To make the entire system faster, you have to address that bottleneck by disrupting the end-to-end process.
Ignoring these constraints compounds the Streetlight Effect. As real SDLC bottlenecks are notoriously difficult to see, we often avoid measuring them altogether. Framed by these questions:
If your answers involve endless meetings where people talk at each other, or piles of unread documentation, then that’s where your bottleneck is.
Generative AI can be a boon in this space as well, simplifying how information flows around an organisation. Don’t let the fact that these systemic improvements are harder to measure deter you from pursuing them.

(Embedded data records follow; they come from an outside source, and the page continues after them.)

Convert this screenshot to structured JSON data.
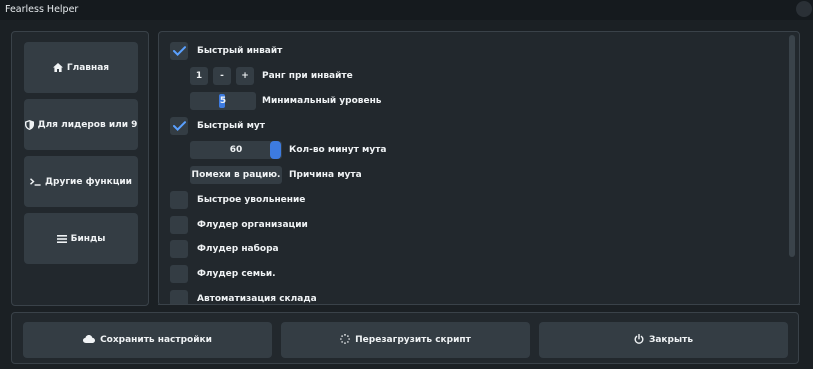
{
  "window": {
    "title": "Fearless Helper"
  },
  "sidebar": {
    "items": [
      {
        "icon": "home-icon",
        "label": "Главная"
      },
      {
        "icon": "shield-icon",
        "label": "Для лидеров или 9"
      },
      {
        "icon": "terminal-icon",
        "label": "Другие функции"
      },
      {
        "icon": "list-icon",
        "label": "Бинды"
      }
    ]
  },
  "settings": {
    "fast_invite": {
      "label": "Быстрый инвайт",
      "checked": true
    },
    "rank": {
      "value": "1",
      "minus": "-",
      "plus": "+",
      "label": "Ранг при инвайте"
    },
    "min_level": {
      "value": "5",
      "label": "Минимальный уровень"
    },
    "fast_mute": {
      "label": "Быстрый мут",
      "checked": true
    },
    "mute_minutes": {
      "value": "60",
      "label": "Кол-во минут мута"
    },
    "mute_reason": {
      "value": "Помехи в рацию.",
      "label": "Причина мута"
    },
    "fast_dismiss": {
      "label": "Быстрое увольнение",
      "checked": false
    },
    "flood_org": {
      "label": "Флудер организации",
      "checked": false
    },
    "flood_recruit": {
      "label": "Флудер набора",
      "checked": false
    },
    "flood_family": {
      "label": "Флудер семьи.",
      "checked": false
    },
    "warehouse": {
      "label": "Автоматизация склада",
      "checked": false
    }
  },
  "footer": {
    "save": {
      "icon": "cloud-icon",
      "label": "Сохранить настройки"
    },
    "reload": {
      "icon": "spinner-icon",
      "label": "Перезагрузить скрипт"
    },
    "close": {
      "icon": "power-icon",
      "label": "Закрыть"
    }
  },
  "colors": {
    "accent": "#3d7be0",
    "checkmark": "#5aa0ff",
    "panel": "#22282d",
    "button": "#343d44"
  }
}
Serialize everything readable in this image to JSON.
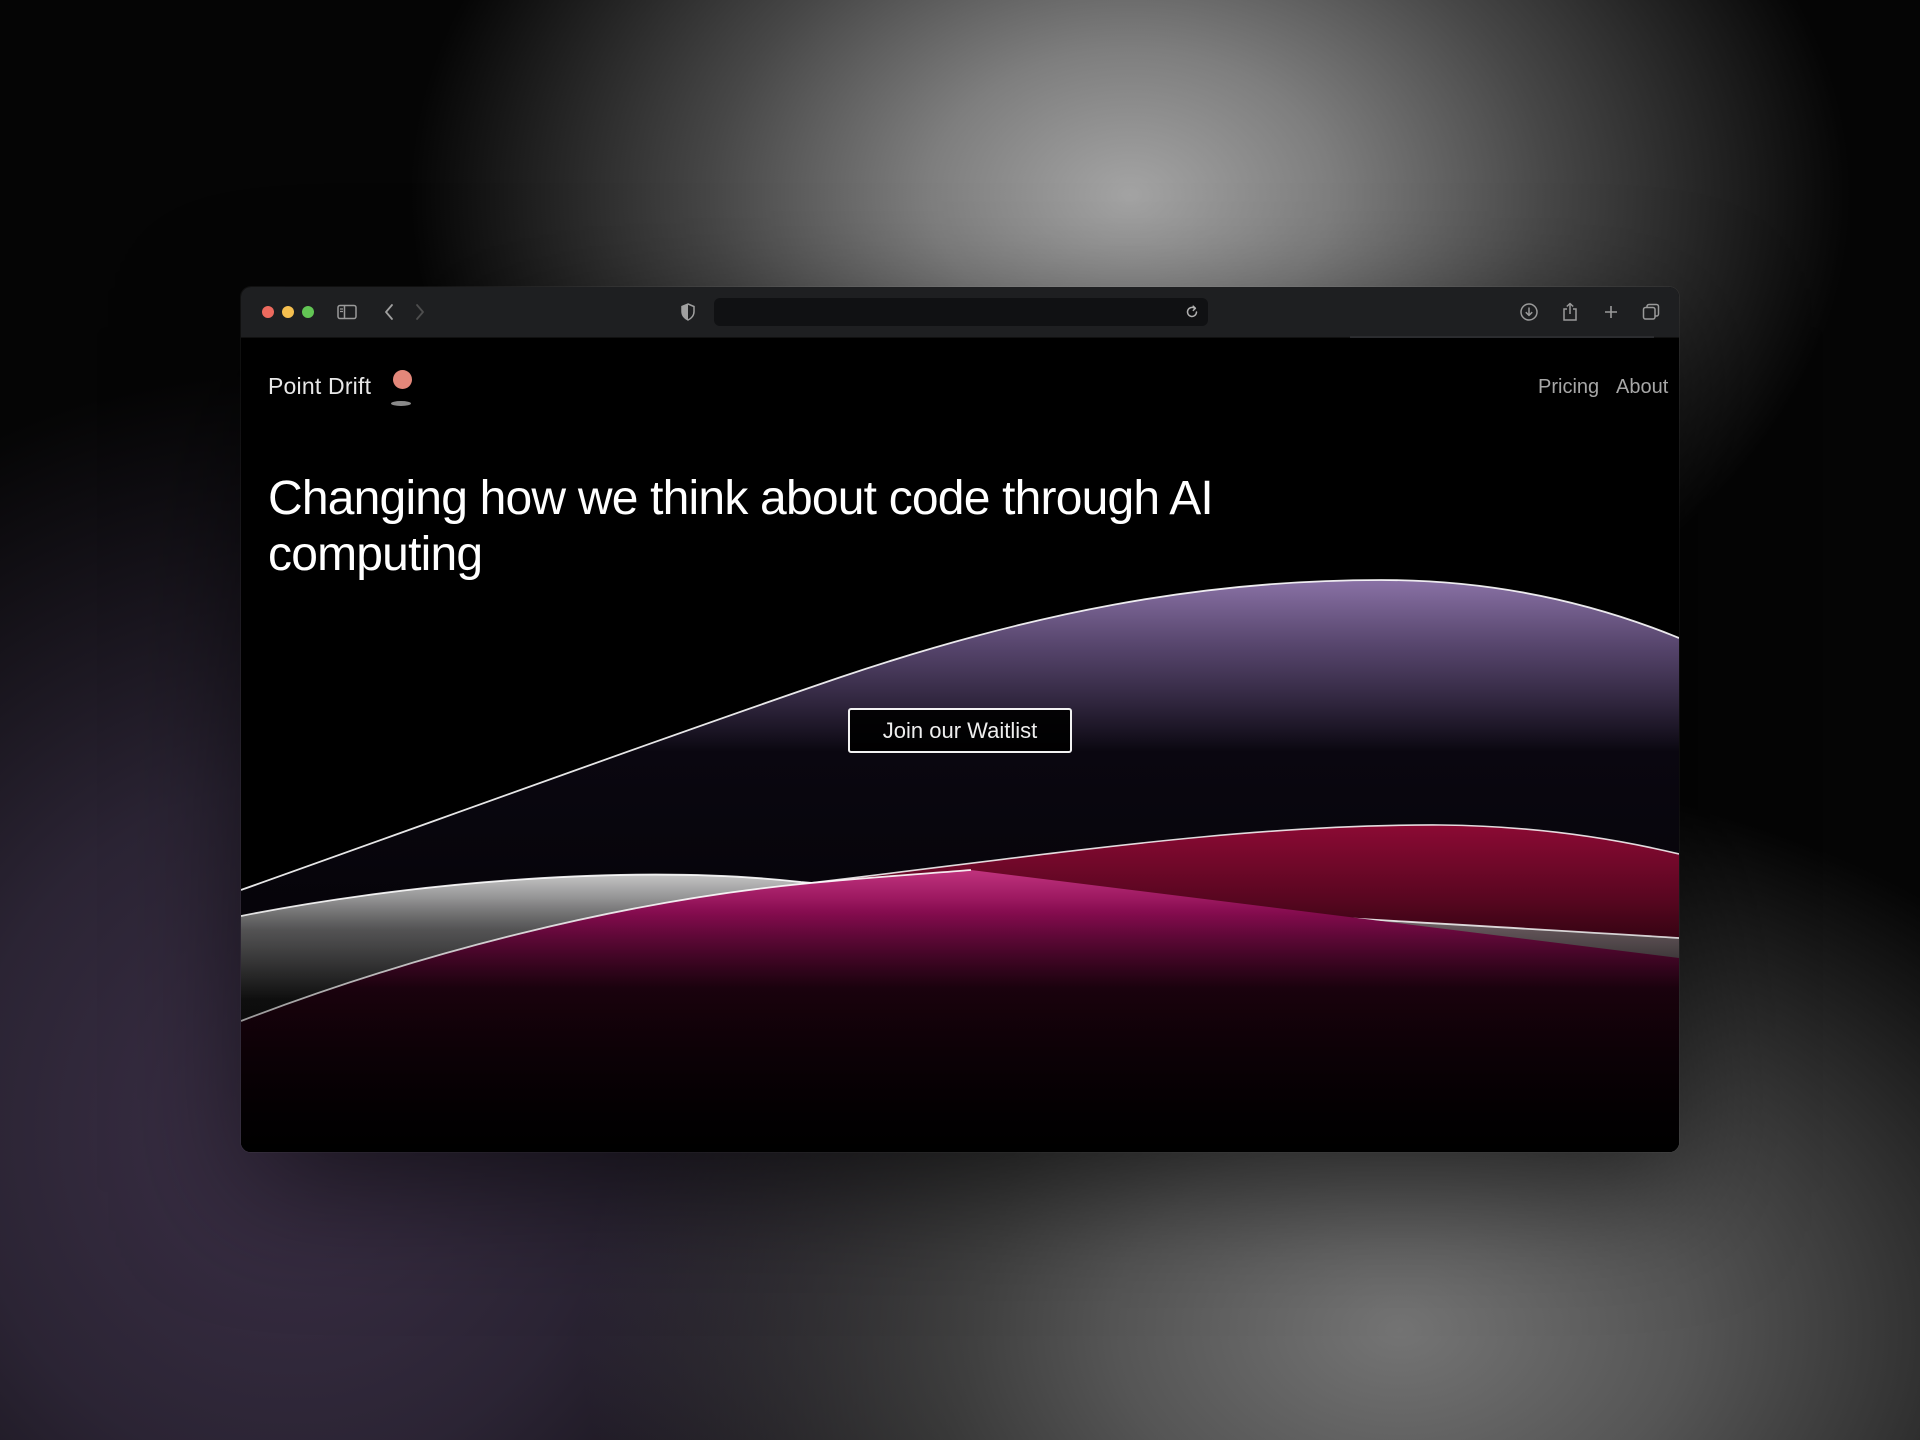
{
  "site": {
    "brand_name": "Point Drift",
    "nav": [
      {
        "label": "Pricing"
      },
      {
        "label": "About"
      }
    ],
    "headline": "Changing how we think about code through AI computing",
    "cta_label": "Join our Waitlist"
  },
  "browser": {
    "address_bar_value": "",
    "traffic_lights": {
      "close": "#ed6a5e",
      "minimize": "#f5bf4f",
      "zoom": "#62c554"
    },
    "icons": [
      "sidebar-icon",
      "back-icon",
      "forward-icon",
      "shield-icon",
      "reload-icon",
      "download-icon",
      "share-icon",
      "new-tab-icon",
      "tab-overview-icon"
    ]
  },
  "colors": {
    "brand_mark": "#e3877a",
    "wave_purple": "#76608f",
    "wave_magenta": "#c4146e",
    "wave_gray": "#bcbcbc",
    "page_background": "#000000"
  }
}
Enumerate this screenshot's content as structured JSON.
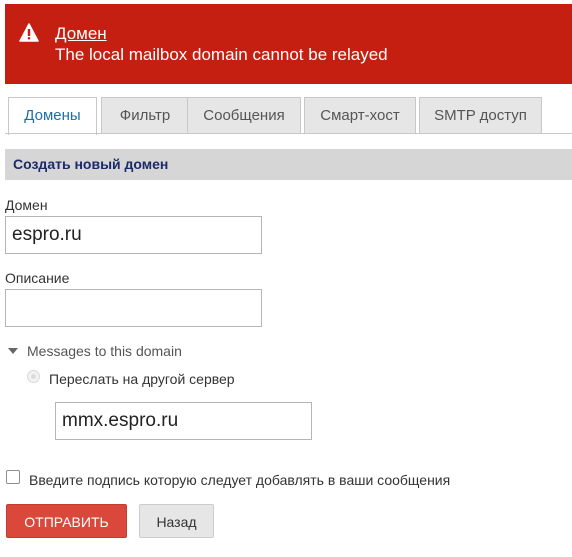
{
  "alert": {
    "title": "Домен",
    "message": "The local mailbox domain cannot be relayed",
    "icon": "warning-icon",
    "color": "#c41f10"
  },
  "tabs": [
    {
      "label": "Домены",
      "active": true
    },
    {
      "label": "Фильтр",
      "active": false
    },
    {
      "label": "Сообщения",
      "active": false
    },
    {
      "label": "Смарт-хост",
      "active": false
    },
    {
      "label": "SMTP доступ",
      "active": false
    }
  ],
  "section": {
    "title": "Создать новый домен"
  },
  "form": {
    "domain_label": "Домен",
    "domain_value": "espro.ru",
    "description_label": "Описание",
    "description_value": "",
    "messages_toggle": "Messages to this domain",
    "forward_label": "Переслать на другой сервер",
    "server_value": "mmx.espro.ru",
    "signature_label": "Введите подпись которую следует добавлять в ваши сообщения"
  },
  "buttons": {
    "submit": "ОТПРАВИТЬ",
    "back": "Назад"
  },
  "colors": {
    "accent": "#d9483b",
    "tab_active_text": "#1d6fa5",
    "section_title": "#1c2a6b"
  }
}
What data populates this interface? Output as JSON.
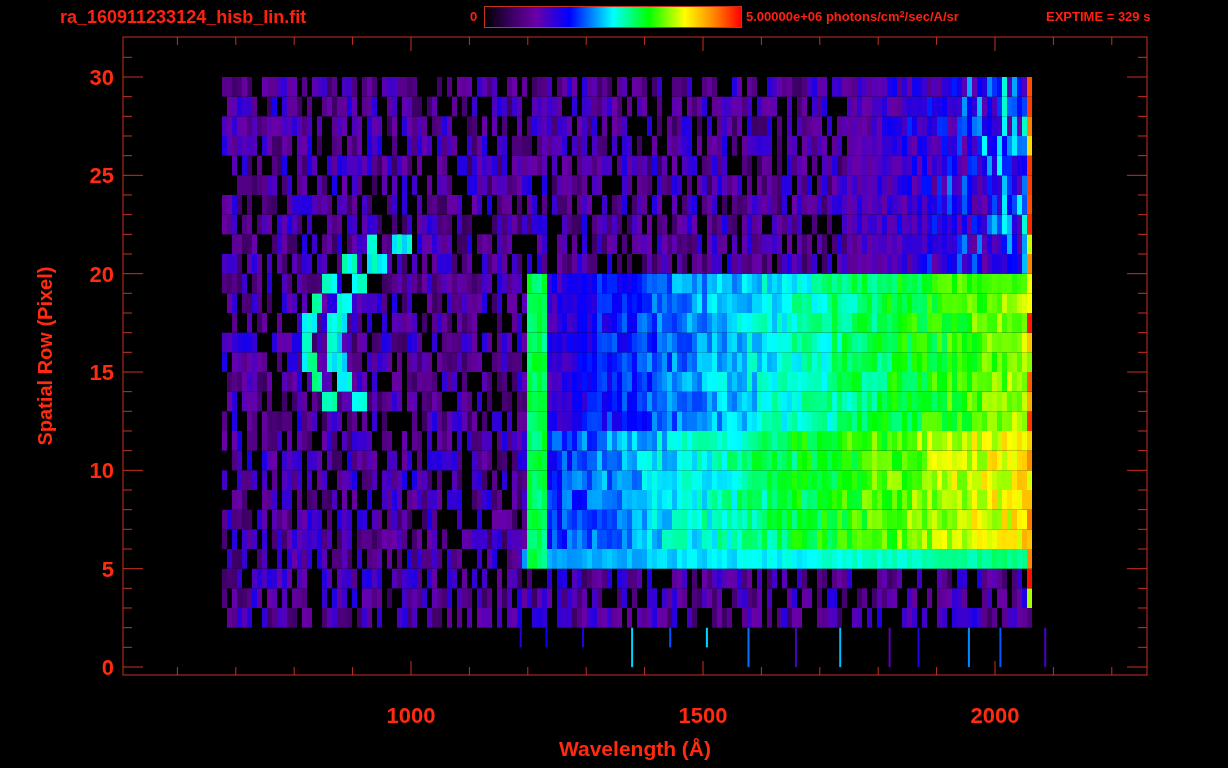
{
  "title": "ra_160911233124_hisb_lin.fit",
  "colorbar": {
    "min_label": "0",
    "max_label": "5.00000e+06 photons/cm$^{2}$/sec/A/sr"
  },
  "exposure": "EXPTIME = 329 s",
  "plot": {
    "ylabel": "Spatial Row (Pixel)",
    "xlabel": "Wavelength (Å)",
    "yticks": [
      "30",
      "25",
      "20",
      "15",
      "10",
      "5",
      "0"
    ],
    "xticks": [
      "1000",
      "1500",
      "2000"
    ]
  }
}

Look at the end to end process, as far back as you can and as far forward as you can. From idea to production. Get an understanding of where the bottlenecks are in the process, and put your effort into disrupting those parts.

By using Value Stream Mapping, you’re able to visualise your entire pipeline, you can locate exactly where throughput is restricted and focus your energy on disrupting those friction points. Crucially, that disruption may or may not use AI.
This is exactly how we approach engineering efficiency at Waracle. Rather than deploying GenAI tools in isolation, we use value stream mapping to diagnose where an organisation’s development pipeline is blocked. This practical assessment ensures that optimisation efforts are targeted where they will actually improve end-to-end delivery.
So, if the huge numbers bandied around are often due to statistical misunderstanding, and the actual figure is likely somewhere between 10% and 20%, isn’t that a bit of a disappointment?
I don’t think so.
This is a fairly frugal figure in many respects. One that I feel comfortable basing actual budget decisions on. It is a 10-20% increase in the entirety of what you do that relates to software development. If you had a magic button to press that gave everyone in your technology functions an extra day per week, you would.
But there’s a catch. That 10-20% is neither a silver bullet nor a given. You do not unlock it simply by purchasing licenses, handing them out, and waiting for the magic to happen. To actually realise these gains, you have to do the hard work of critically examining both the data you are collecting and the process you are introducing AI into. If you inject GenAI into a broken, unmapped workflow, you will simply generate technical debt or misaligned features at a faster rate. AI cannot fix a broken system.
Achieving that meaningful 10-20% lift requires moving past convenient vanity metrics and looking deeply at how value actually moves through your pipeline. Only by auditing your current data collection practices and optimising your true process constraints can you ensure that AI is being applied where it will actually make a positive impact.